Natalie Boulton, carer to her daughter who
has severe ME, spoke next. She opened by
showing a clip from the video “Voices from the Shadows”, that gave the audience
a disturbing insight into the annihilation caused by very severe ME. Natalie told us she had recently followed up
with some of the patients from the video and found many of them had worsened,
and that both Emily Collingridge and Lyn Gilderdale had since died. She spoke
of the horror of the treatments doled out by psychiatrists who believed patients
to be faking their illness. Hers was a genuinely moving and sobering talk.
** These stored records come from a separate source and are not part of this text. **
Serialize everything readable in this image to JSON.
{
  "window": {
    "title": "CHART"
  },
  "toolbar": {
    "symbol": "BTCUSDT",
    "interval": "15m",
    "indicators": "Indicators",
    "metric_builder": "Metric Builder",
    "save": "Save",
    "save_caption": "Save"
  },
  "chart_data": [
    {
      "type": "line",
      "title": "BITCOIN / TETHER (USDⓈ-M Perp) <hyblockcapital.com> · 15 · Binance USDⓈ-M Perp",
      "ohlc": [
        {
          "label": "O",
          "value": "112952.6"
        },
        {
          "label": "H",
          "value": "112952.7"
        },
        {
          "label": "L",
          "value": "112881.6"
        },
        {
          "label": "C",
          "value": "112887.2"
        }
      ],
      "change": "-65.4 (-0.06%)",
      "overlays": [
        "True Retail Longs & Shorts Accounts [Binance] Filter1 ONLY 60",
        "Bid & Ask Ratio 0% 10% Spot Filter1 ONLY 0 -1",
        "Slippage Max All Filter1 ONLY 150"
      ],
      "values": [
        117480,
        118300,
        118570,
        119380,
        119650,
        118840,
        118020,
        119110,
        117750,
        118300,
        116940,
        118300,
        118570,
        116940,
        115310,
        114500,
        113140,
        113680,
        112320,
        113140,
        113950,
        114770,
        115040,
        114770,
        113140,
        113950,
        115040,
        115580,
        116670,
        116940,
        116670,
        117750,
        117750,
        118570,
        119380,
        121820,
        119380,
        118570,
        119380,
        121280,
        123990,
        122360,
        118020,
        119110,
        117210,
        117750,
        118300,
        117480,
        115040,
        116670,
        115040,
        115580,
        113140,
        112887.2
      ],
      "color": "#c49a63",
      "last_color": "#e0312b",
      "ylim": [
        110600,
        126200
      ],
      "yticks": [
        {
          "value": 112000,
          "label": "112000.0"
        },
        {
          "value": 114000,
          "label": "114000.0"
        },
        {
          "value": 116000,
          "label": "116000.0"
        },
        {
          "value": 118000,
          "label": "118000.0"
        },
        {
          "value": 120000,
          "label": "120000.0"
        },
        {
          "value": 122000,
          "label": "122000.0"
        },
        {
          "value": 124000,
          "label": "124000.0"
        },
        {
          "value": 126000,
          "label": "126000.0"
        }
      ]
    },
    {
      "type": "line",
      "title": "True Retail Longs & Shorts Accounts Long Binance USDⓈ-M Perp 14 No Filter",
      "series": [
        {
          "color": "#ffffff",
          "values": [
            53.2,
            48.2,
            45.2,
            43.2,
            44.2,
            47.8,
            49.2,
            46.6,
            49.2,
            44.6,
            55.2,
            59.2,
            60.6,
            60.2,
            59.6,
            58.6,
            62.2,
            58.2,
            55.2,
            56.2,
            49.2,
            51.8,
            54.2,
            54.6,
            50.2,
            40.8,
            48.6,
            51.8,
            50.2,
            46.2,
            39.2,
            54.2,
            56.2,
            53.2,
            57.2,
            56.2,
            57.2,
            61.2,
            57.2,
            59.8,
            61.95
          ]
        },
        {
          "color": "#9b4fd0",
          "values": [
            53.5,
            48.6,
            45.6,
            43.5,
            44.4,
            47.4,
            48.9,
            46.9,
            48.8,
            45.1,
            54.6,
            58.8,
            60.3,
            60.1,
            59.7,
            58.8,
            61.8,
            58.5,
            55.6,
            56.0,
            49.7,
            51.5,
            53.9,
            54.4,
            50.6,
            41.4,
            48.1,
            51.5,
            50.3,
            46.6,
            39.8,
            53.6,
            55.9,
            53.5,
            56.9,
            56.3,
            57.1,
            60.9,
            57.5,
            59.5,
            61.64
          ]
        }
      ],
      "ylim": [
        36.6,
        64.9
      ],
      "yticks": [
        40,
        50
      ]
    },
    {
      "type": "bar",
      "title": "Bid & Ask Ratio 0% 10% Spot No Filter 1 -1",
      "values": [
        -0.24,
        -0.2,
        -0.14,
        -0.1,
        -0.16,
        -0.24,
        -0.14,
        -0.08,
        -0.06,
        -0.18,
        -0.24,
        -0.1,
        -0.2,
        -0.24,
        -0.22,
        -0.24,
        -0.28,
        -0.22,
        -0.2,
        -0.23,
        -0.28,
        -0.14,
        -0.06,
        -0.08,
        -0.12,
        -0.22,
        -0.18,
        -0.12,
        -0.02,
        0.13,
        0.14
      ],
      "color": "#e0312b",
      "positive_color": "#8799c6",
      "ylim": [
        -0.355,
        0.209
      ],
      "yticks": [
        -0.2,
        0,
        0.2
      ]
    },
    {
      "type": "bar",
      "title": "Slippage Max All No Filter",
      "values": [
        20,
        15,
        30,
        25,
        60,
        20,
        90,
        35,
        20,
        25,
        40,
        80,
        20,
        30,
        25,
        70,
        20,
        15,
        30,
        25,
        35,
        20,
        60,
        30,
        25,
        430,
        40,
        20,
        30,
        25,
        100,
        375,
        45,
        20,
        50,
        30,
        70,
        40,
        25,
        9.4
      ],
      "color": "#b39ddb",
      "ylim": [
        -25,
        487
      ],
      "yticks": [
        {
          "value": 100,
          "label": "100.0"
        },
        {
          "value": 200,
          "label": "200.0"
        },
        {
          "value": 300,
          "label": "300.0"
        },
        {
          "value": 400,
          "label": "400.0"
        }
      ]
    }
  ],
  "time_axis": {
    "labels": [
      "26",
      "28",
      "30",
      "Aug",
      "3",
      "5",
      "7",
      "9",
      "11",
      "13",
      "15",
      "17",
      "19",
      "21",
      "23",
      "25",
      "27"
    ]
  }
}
Next Professor Mady Hornig from Columbia
University, USA, gave a detailed and highly informative account of her work
towards developing blood biomarkers. She
explained how immunity and gut microbiota can be linked to the brain, its
functioning and mood. She talked about
the epigenetic changes that can occur in the microbiome during a person’s
lifetime and the link to serotonin production. She also talked about measuring
blood molecules such as cytokines before and after an exercise challenge in ME
patients, and comparing these changes to healthy controls. These cytokines
being the most promising as potential biomarkers. Although much of what she
described cannot be simply summarised, the audience was left with a strong
feeling that Professor Hornig is now working determinedly to solve the
biochemical riddles produced by ME.
Pamela Bell |
Dr. Pamela Bell then took the podium to talk
about the problem with pain. Dr. Bell has worked extensively in the field of
pain, and is now chair of the Pain Alliance Northern Ireland. She emphasised
the widespread nature of chronic pain and its disabling effects, noting that
once pain becomes chronic it no longer serves a useful purpose in the body. She
recognised the difficulties with effectively treating ongoing pain and
explained that different types of pain needed different drug types to alleviate
symptoms.
The final speaker of the evening was Louise
Skelly from the Patient and Client Council of Northern Ireland. She spoke of her frustration at trying to
bring about change to the current impasse with Health and Social Care Board in
Northern Ireland regarding the care on offer for ME and fibromyalgia patients.
She spoke of her determination to follow through with the campaign to improve
the situation, and of the great need of these neglected patient cohorts.
Martina Marks then brought the conference
to a close. Overall the atmosphere of the evening was one of both frustration,
and of optimism. Frustration that change seems to be taking so long to happen
and for the injustices that have occurred along the way, but also optimism that
things are starting gain momentum towards real medical advances for the future.
As the hall emptied, the lines of lonely
shoes from the #MillionsMissing campaign were gathered up, their labels still
attached, and some-one was heard to say: “These are the folk we do all this
for, they will not be left forgotten any longer.”